Is there another way to avoid the 502 bad gateway ...

Report Inappropriate Content · 02-07-2018 11:58 PM

I was trying to connect to Back end server which has a TLSv1.0 requirement.

My client server logs shows that the server hello is successful , but my proxy(client) is not able to select the ciphers offered by the BE server. I guess the ciphers offered by BE server are stronger than TLSv1.0 default ciphers .

So I hard coded the cipher (TLS_RSA_WITH_AES_256_CBC_SHA) in my HTTPTarget connection configs.

This worked for me and I was able to connect to BE server. But I guess this is not a correct approach and may fail if the cipher changes.
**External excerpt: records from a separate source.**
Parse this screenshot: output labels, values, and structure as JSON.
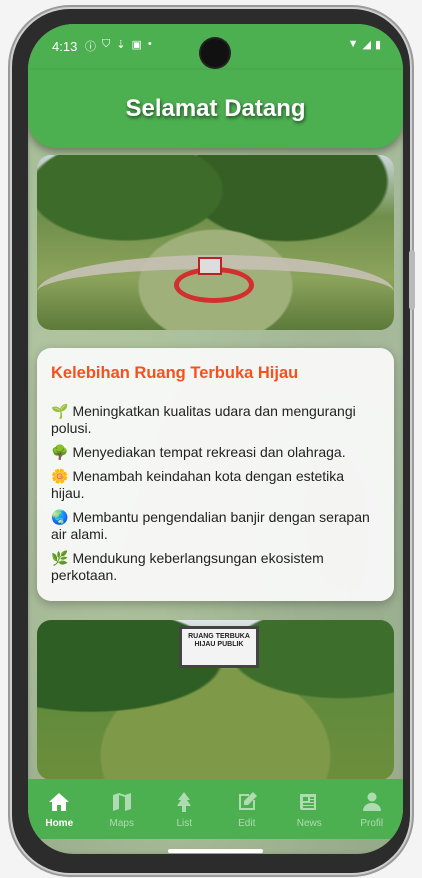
{
  "status_bar": {
    "time": "4:13",
    "icons": [
      "info-icon",
      "shield-icon",
      "download-icon",
      "text-icon",
      "dot-icon"
    ],
    "right_icons": [
      "wifi-icon",
      "signal-icon",
      "battery-icon"
    ]
  },
  "header": {
    "title": "Selamat Datang"
  },
  "card": {
    "title": "Kelebihan Ruang Terbuka Hijau",
    "items": [
      {
        "emoji": "🌱",
        "text": "Meningkatkan kualitas udara dan mengurangi polusi."
      },
      {
        "emoji": "🌳",
        "text": "Menyediakan tempat rekreasi dan olahraga."
      },
      {
        "emoji": "🌼",
        "text": "Menambah keindahan kota dengan estetika hijau."
      },
      {
        "emoji": "🌏",
        "text": "Membantu pengendalian banjir dengan serapan air alami."
      },
      {
        "emoji": "🌿",
        "text": "Mendukung keberlangsungan ekosistem perkotaan."
      }
    ]
  },
  "photo2": {
    "sign_line1": "RUANG TERBUKA",
    "sign_line2": "HIJAU PUBLIK"
  },
  "nav": {
    "items": [
      {
        "label": "Home",
        "icon": "home-icon",
        "active": true
      },
      {
        "label": "Maps",
        "icon": "map-icon",
        "active": false
      },
      {
        "label": "List",
        "icon": "tree-icon",
        "active": false
      },
      {
        "label": "Edit",
        "icon": "edit-icon",
        "active": false
      },
      {
        "label": "News",
        "icon": "newspaper-icon",
        "active": false
      },
      {
        "label": "Profil",
        "icon": "person-icon",
        "active": false
      }
    ]
  },
  "colors": {
    "primary": "#4caf50",
    "accent": "#f4511e"
  }
}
Java upgrade would be one solution to resolve this, but at my platform its impossible for some time.

So I need help, to get it fixed at my platform or server level without any JAVA upgrade requirement.

Or any other suggestions.

DChiesa

I don't understand the problem.

You have a backend that uses TLS v1.0.

(This in itself is a serious problem, and you should upgrade immediately. But that seems to not be a concern of yours. )

You have configured Apigee Edge to connect to that backend, using the appropriate Cipher.

... And?

what's the problem?

You said, "I guess this is not a correct approach and may fail if the cipher changes."
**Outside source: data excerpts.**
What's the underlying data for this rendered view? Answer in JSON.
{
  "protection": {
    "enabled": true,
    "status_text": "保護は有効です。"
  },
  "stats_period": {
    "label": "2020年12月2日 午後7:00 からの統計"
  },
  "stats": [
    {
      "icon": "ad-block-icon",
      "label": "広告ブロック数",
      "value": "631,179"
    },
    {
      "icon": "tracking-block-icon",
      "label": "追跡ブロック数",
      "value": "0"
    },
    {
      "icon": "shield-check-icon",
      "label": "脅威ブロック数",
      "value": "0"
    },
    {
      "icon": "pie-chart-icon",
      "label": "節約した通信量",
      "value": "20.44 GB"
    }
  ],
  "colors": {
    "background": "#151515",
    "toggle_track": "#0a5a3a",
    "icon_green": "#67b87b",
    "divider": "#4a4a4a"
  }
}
Probably true. But ... you yourself said the backend will not be changing any time soon.

so... ?

what's the problem?

plamenstoyanov

Hello @Dino,

I was helping Sumit with this investigation, so I can give some input.
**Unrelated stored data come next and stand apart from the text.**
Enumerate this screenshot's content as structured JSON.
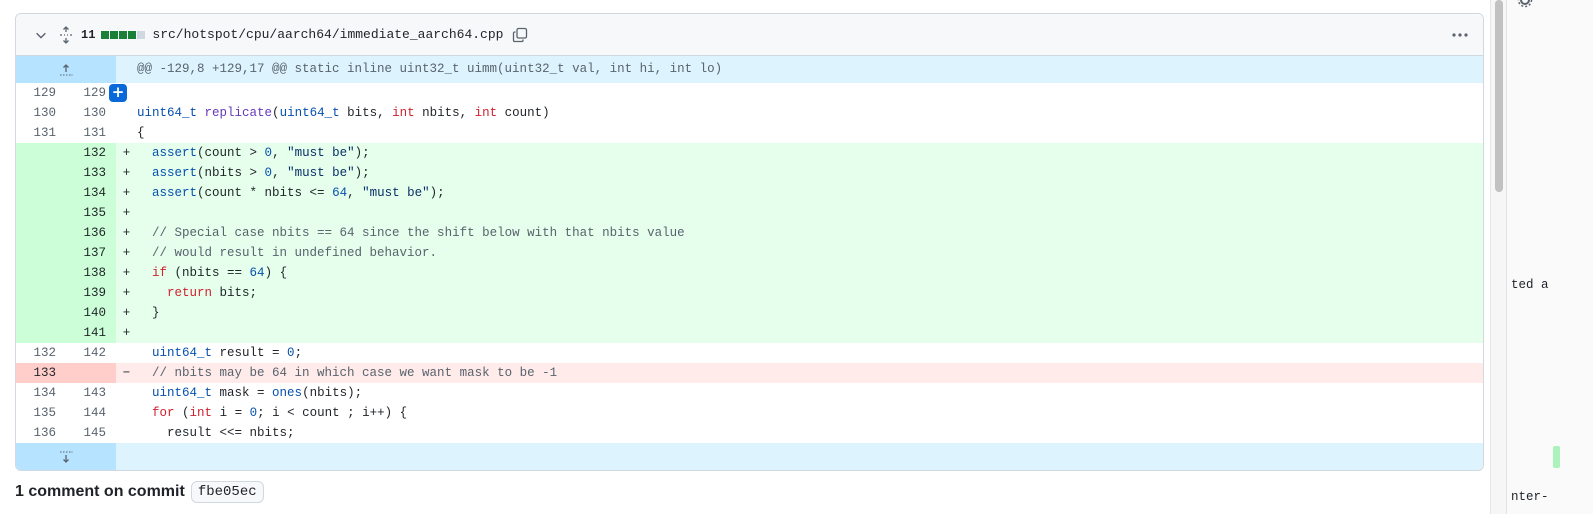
{
  "file": {
    "diffstat_count": "11",
    "diffstat_colors": [
      "#1a7f37",
      "#1a7f37",
      "#1a7f37",
      "#1a7f37",
      "#d1d9e0"
    ],
    "path": "src/hotspot/cpu/aarch64/immediate_aarch64.cpp",
    "icons": {
      "collapse": "chevron-down-icon",
      "expand_all": "unfold-icon",
      "copy": "copy-icon",
      "more": "kebab-horizontal-icon"
    }
  },
  "diff": {
    "hunk_header": "@@ -129,8 +129,17 @@ static inline uint32_t uimm(uint32_t val, int hi, int lo)",
    "lines": [
      {
        "type": "ctx",
        "old": "129",
        "new": "129",
        "sign": "",
        "tokens": [],
        "has_add_button": true
      },
      {
        "type": "ctx",
        "old": "130",
        "new": "130",
        "sign": "",
        "tokens": [
          {
            "t": "uint64_t",
            "c": "type"
          },
          {
            "t": " ",
            "c": "plain"
          },
          {
            "t": "replicate",
            "c": "fn"
          },
          {
            "t": "(",
            "c": "plain"
          },
          {
            "t": "uint64_t",
            "c": "type"
          },
          {
            "t": " bits, ",
            "c": "plain"
          },
          {
            "t": "int",
            "c": "kw"
          },
          {
            "t": " nbits, ",
            "c": "plain"
          },
          {
            "t": "int",
            "c": "kw"
          },
          {
            "t": " count)",
            "c": "plain"
          }
        ]
      },
      {
        "type": "ctx",
        "old": "131",
        "new": "131",
        "sign": "",
        "tokens": [
          {
            "t": "{",
            "c": "plain"
          }
        ]
      },
      {
        "type": "add",
        "old": "",
        "new": "132",
        "sign": "+",
        "tokens": [
          {
            "t": "  ",
            "c": "plain"
          },
          {
            "t": "assert",
            "c": "type"
          },
          {
            "t": "(count > ",
            "c": "plain"
          },
          {
            "t": "0",
            "c": "num"
          },
          {
            "t": ", ",
            "c": "plain"
          },
          {
            "t": "\"must be\"",
            "c": "str"
          },
          {
            "t": ");",
            "c": "plain"
          }
        ]
      },
      {
        "type": "add",
        "old": "",
        "new": "133",
        "sign": "+",
        "tokens": [
          {
            "t": "  ",
            "c": "plain"
          },
          {
            "t": "assert",
            "c": "type"
          },
          {
            "t": "(nbits > ",
            "c": "plain"
          },
          {
            "t": "0",
            "c": "num"
          },
          {
            "t": ", ",
            "c": "plain"
          },
          {
            "t": "\"must be\"",
            "c": "str"
          },
          {
            "t": ");",
            "c": "plain"
          }
        ]
      },
      {
        "type": "add",
        "old": "",
        "new": "134",
        "sign": "+",
        "tokens": [
          {
            "t": "  ",
            "c": "plain"
          },
          {
            "t": "assert",
            "c": "type"
          },
          {
            "t": "(count * nbits <= ",
            "c": "plain"
          },
          {
            "t": "64",
            "c": "num"
          },
          {
            "t": ", ",
            "c": "plain"
          },
          {
            "t": "\"must be\"",
            "c": "str"
          },
          {
            "t": ");",
            "c": "plain"
          }
        ]
      },
      {
        "type": "add",
        "old": "",
        "new": "135",
        "sign": "+",
        "tokens": []
      },
      {
        "type": "add",
        "old": "",
        "new": "136",
        "sign": "+",
        "tokens": [
          {
            "t": "  ",
            "c": "plain"
          },
          {
            "t": "// Special case nbits == 64 since the shift below with that nbits value",
            "c": "cmt"
          }
        ]
      },
      {
        "type": "add",
        "old": "",
        "new": "137",
        "sign": "+",
        "tokens": [
          {
            "t": "  ",
            "c": "plain"
          },
          {
            "t": "// would result in undefined behavior.",
            "c": "cmt"
          }
        ]
      },
      {
        "type": "add",
        "old": "",
        "new": "138",
        "sign": "+",
        "tokens": [
          {
            "t": "  ",
            "c": "plain"
          },
          {
            "t": "if",
            "c": "kw"
          },
          {
            "t": " (nbits == ",
            "c": "plain"
          },
          {
            "t": "64",
            "c": "num"
          },
          {
            "t": ") {",
            "c": "plain"
          }
        ]
      },
      {
        "type": "add",
        "old": "",
        "new": "139",
        "sign": "+",
        "tokens": [
          {
            "t": "    ",
            "c": "plain"
          },
          {
            "t": "return",
            "c": "kw"
          },
          {
            "t": " bits;",
            "c": "plain"
          }
        ]
      },
      {
        "type": "add",
        "old": "",
        "new": "140",
        "sign": "+",
        "tokens": [
          {
            "t": "  }",
            "c": "plain"
          }
        ]
      },
      {
        "type": "add",
        "old": "",
        "new": "141",
        "sign": "+",
        "tokens": []
      },
      {
        "type": "ctx",
        "old": "132",
        "new": "142",
        "sign": "",
        "tokens": [
          {
            "t": "  ",
            "c": "plain"
          },
          {
            "t": "uint64_t",
            "c": "type"
          },
          {
            "t": " result = ",
            "c": "plain"
          },
          {
            "t": "0",
            "c": "num"
          },
          {
            "t": ";",
            "c": "plain"
          }
        ]
      },
      {
        "type": "del",
        "old": "133",
        "new": "",
        "sign": "−",
        "tokens": [
          {
            "t": "  ",
            "c": "plain"
          },
          {
            "t": "// nbits may be 64 in which case we want mask to be -1",
            "c": "cmt"
          }
        ]
      },
      {
        "type": "ctx",
        "old": "134",
        "new": "143",
        "sign": "",
        "tokens": [
          {
            "t": "  ",
            "c": "plain"
          },
          {
            "t": "uint64_t",
            "c": "type"
          },
          {
            "t": " mask = ",
            "c": "plain"
          },
          {
            "t": "ones",
            "c": "type"
          },
          {
            "t": "(nbits);",
            "c": "plain"
          }
        ]
      },
      {
        "type": "ctx",
        "old": "135",
        "new": "144",
        "sign": "",
        "tokens": [
          {
            "t": "  ",
            "c": "plain"
          },
          {
            "t": "for",
            "c": "kw"
          },
          {
            "t": " (",
            "c": "plain"
          },
          {
            "t": "int",
            "c": "kw"
          },
          {
            "t": " i = ",
            "c": "plain"
          },
          {
            "t": "0",
            "c": "num"
          },
          {
            "t": "; i < count ; i++) {",
            "c": "plain"
          }
        ]
      },
      {
        "type": "ctx",
        "old": "136",
        "new": "145",
        "sign": "",
        "tokens": [
          {
            "t": "    result <<= nbits;",
            "c": "plain"
          }
        ]
      }
    ]
  },
  "comments": {
    "title": "1 comment on commit",
    "sha": "fbe05ec"
  },
  "side_panel": {
    "snippet_1": "ted a",
    "snippet_2": "nter-"
  }
}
You are absolutely correct that the backend should change their supported protocols, but that's out of our hands.

As for the issue we've faced:

target server SSL:
PORT STATE SERVICE

443/tcp open https

Message processor:

java -version
java version "1.8.0_112"
Java(TM) SE Runtime Environment (build 1.8.0_112-b15)Java HotSpot(TM) 64-Bit Server VM (build 25.112-b15, mixed mode)

When EDGE was trying to establish backend connection it failed with:

ASYNC_EXCEPTION: Could not generate DH keypair
com.apigee.errors.http.server.ServiceUnavailableException

we've established the reason for that is Policy is trying to use strongest available cipher, i.e.

TLS_DHE_RSA_WITH_AES_256_CBC_SHA

as you can see from the ssldump below:

# ssldump -i eth1 host <target backend>
New TCP connection #1: <message_processor_host>(20872) <-> <target backend>(443)
1 1 0.0327 (0.0327) C>S Handshake
ClientHello
Version 3.3 
cipher suites

... list of client supported ciphers...

compression methods
NULL
1 2 0.2502 (0.2175) S>C Handshake
ServerHello
Version 3.1 
session_id[32]=
03 5c 10 15 59 a5 c9 a0 06 c1 9c 06 36 97 6e 73 
49 1a e4 08 23 22 85 cb 20 a0 eb 13 f3 2a 8c 99 
cipherSuite TLS_DHE_RSA_WITH_AES_256_CBC_SHA
compressionMethod NULL
1 3 0.2503 (0.0000) S>C Handshake
Certificate
1 4 0.2737 (0.0233) S>C Handshake
ServerKeyExchange1 
5 0.2737 (0.0000) S>C Handshake
ServerHelloDone
1 6 0.2808 (0.0071) C>S Alert
level fatal
value internal_error
1 0.2812 (0.0003) C>S TCP FIN
1 0.3044 (0.0231) S>C TCP FIN

The workaround was to hardcode the ciphers in the target server configuration:

<HTTPTargetConnection>
   <URL>https://default.com</URL>
   <SSLInfo>
     <Enabled>{ROUTING.target_ssl_enabled}</Enabled>
     <ClientAuthEnabled>{ROUTING.target_ssl.client.auth.enabled}
    </ClientAuthEnabled>
       <Ciphers>
          <Cipher>TLS_RSA_WITH_AES_256_CBC_SHA</Cipher>
       </Ciphers>
     <KeyStore>{ROUTING.target.ssl.key.store}</KeyStore>
     <KeyAlias>{ROUTING.target.ssl.key.alias}</KeyAlias>
     <TrustStore>{ROUTING.target.ssl.trust.store}</TrustStore>
   </SSLInfo>
</HTTPTargetConnection>

The downside of this approach is that if backend changes cipher support, we'll need to reconfigure/redeploy the API.

Any idea what might cause this error:

ASYNC_EXCEPTION: Could not generate DH keypair
com.apigee.errors.http.server.ServiceUnavailableException

and how to fix it?

Is there another way to avoid the 502 bad gateway response from BE, aside from hardcoding the cipher in target connection config?